[mini] [Divulgação] OpenPGP

Em meu último post incluí uma porção de referências introdutórias ao tema, que são suficientes para que você comece a utilizar o GNUPG. Agora eu mesmo já comecei a utilizá-lo publicamente. Em suma, as duas principais razões para se ter uma chave pública são:

  1. Autenticação: assinar (=validar) arquivos; isto é, se eu distribuir (digamos) um software para você, e eu assiná-lo com a minha chave privada, você poderá utilizar a minha chave pública para conferir se aquele arquivo foi realmente assinado por mim.
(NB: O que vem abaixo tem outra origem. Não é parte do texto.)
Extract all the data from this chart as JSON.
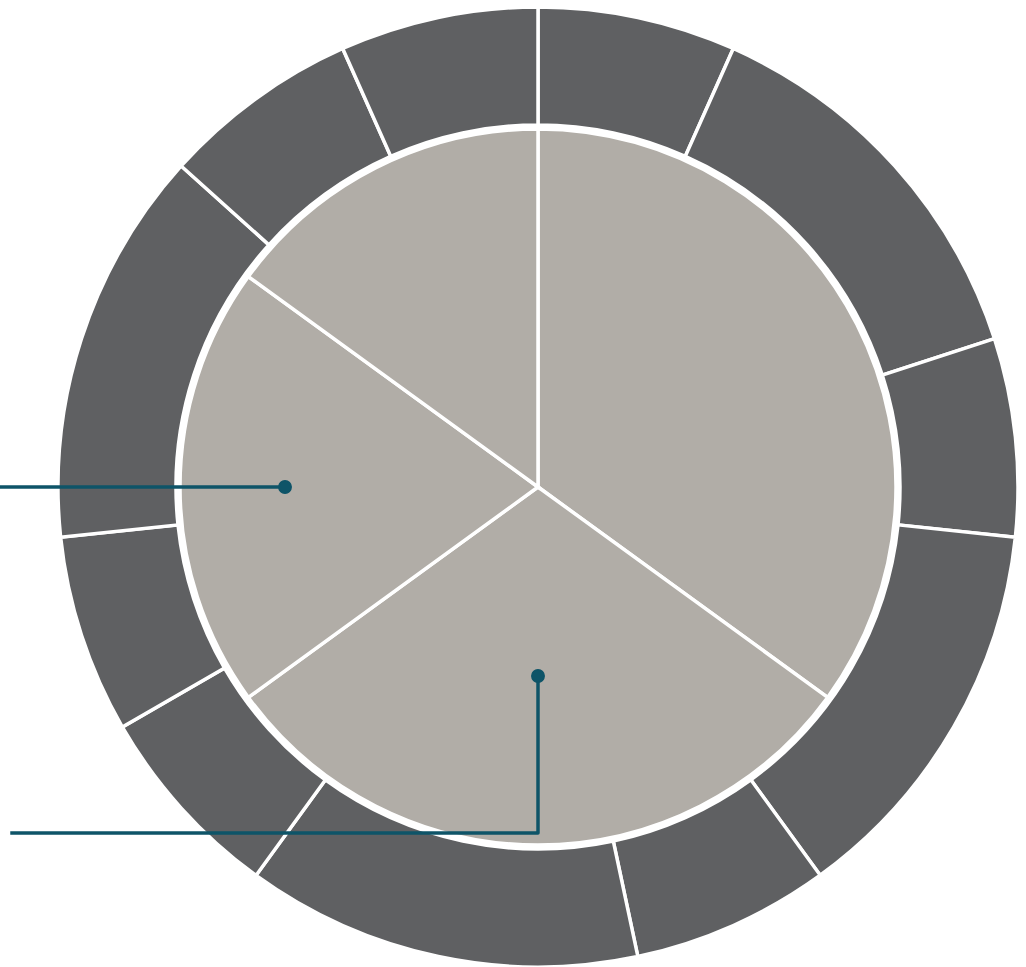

Caso alguém (um man in the middle) pegue o meu arquivo original e o falsifique, fazendo-o se passar por mim, você poderá detectar que o arquivo é falso, pois a minha chave pública invalidará a assinatura desse software. Em outras palavras: a minha chave privada (que só eu tenho) é utilizada para assinar arquivos ou documentos; e a minha chave pública (disponível para todos) é utilizada como um validador da minha assinatura digital/eletrônica. Legal, né? Quer ver um exemplo? Aqui, meu primeiro e-mail validado com a minha chave.
  2. Criptografia: se você quiser me enviar uma mensagem criptografada, basta você utilizar a minha chave pública para criptografá-la. Desse modo, somente eu (dono da minha chave privada) serei capaz de descriptografá-la. Da mesma maneira, se você me enviar a sua chave pública, eu poderei enviar uma mensagem criptografada para você (e somente você, com a sua chave privada, poderá descriptografá-la).
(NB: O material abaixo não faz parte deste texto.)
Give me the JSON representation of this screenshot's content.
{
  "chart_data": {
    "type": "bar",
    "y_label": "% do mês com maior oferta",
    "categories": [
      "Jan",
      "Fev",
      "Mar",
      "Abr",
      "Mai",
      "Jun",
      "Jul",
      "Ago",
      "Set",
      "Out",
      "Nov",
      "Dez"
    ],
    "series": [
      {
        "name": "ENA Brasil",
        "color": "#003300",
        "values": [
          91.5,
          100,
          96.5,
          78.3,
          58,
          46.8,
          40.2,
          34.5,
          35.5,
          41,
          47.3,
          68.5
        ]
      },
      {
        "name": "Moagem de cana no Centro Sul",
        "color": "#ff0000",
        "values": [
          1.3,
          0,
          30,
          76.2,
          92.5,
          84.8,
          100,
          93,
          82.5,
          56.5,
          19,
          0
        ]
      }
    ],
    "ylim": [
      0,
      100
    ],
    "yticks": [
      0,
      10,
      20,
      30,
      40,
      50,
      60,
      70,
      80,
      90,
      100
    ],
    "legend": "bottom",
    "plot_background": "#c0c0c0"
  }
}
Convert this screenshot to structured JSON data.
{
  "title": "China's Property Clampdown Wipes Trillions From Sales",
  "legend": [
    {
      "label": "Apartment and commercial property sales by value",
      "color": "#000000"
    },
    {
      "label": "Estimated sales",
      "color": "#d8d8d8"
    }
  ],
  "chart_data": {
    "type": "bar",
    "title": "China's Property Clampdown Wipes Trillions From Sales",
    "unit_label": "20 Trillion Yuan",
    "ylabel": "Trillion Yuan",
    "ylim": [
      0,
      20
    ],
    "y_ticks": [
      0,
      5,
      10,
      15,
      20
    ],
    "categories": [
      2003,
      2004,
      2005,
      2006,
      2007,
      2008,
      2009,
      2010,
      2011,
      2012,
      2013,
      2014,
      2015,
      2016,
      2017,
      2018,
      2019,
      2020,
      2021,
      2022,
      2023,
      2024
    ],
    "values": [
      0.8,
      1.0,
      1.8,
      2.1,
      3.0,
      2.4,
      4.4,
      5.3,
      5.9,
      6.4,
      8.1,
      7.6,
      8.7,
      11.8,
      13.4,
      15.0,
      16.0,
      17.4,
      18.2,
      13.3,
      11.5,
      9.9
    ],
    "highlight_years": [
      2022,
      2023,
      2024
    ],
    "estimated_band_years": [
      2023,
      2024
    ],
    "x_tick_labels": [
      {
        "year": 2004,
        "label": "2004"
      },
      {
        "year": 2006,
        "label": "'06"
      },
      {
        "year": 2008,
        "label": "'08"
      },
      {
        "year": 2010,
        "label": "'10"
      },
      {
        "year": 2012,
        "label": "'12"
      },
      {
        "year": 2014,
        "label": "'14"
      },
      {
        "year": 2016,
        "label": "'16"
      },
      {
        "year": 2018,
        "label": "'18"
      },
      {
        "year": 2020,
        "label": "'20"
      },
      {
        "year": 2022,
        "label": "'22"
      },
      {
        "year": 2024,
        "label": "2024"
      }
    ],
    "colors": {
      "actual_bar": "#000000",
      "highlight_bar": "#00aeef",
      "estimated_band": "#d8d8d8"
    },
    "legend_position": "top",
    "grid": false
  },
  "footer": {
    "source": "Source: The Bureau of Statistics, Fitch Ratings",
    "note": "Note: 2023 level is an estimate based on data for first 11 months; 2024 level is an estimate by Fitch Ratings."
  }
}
Essas razões não parecem importantes o suficiente para você? Veja bem, estamos entrando cada vez mais numa era (se é que já não entramos nela) predominantemente digital. Proteger a autenticidade e a privacidade do que postamos na rede é algo que vai adquirir cada vez mais importância. Naturalmente, ninguém vai assinar um post no facebook ou no twitter, isso é exagero (Será mesmo? Talvez daqui a uns anos não seja mais).

Mas eu acredito que toda corporação decente deveria incentivar os seus funcionários a enviar mensagens assinadas com suas chaves pessoais. Mais do que isso, toda corporação deveria ter um modelo de Web of Trust com todas as chaves de seus funcionários. Não se trata de paranoia ou de super proteger informações as quais não valem tanto esforço de serem super protegidas, mas é um passo básico na direção da privacidade moderna! O OpenPGP foi criado em 1991 (referência), agora estamos em 2014, será que isso é demais?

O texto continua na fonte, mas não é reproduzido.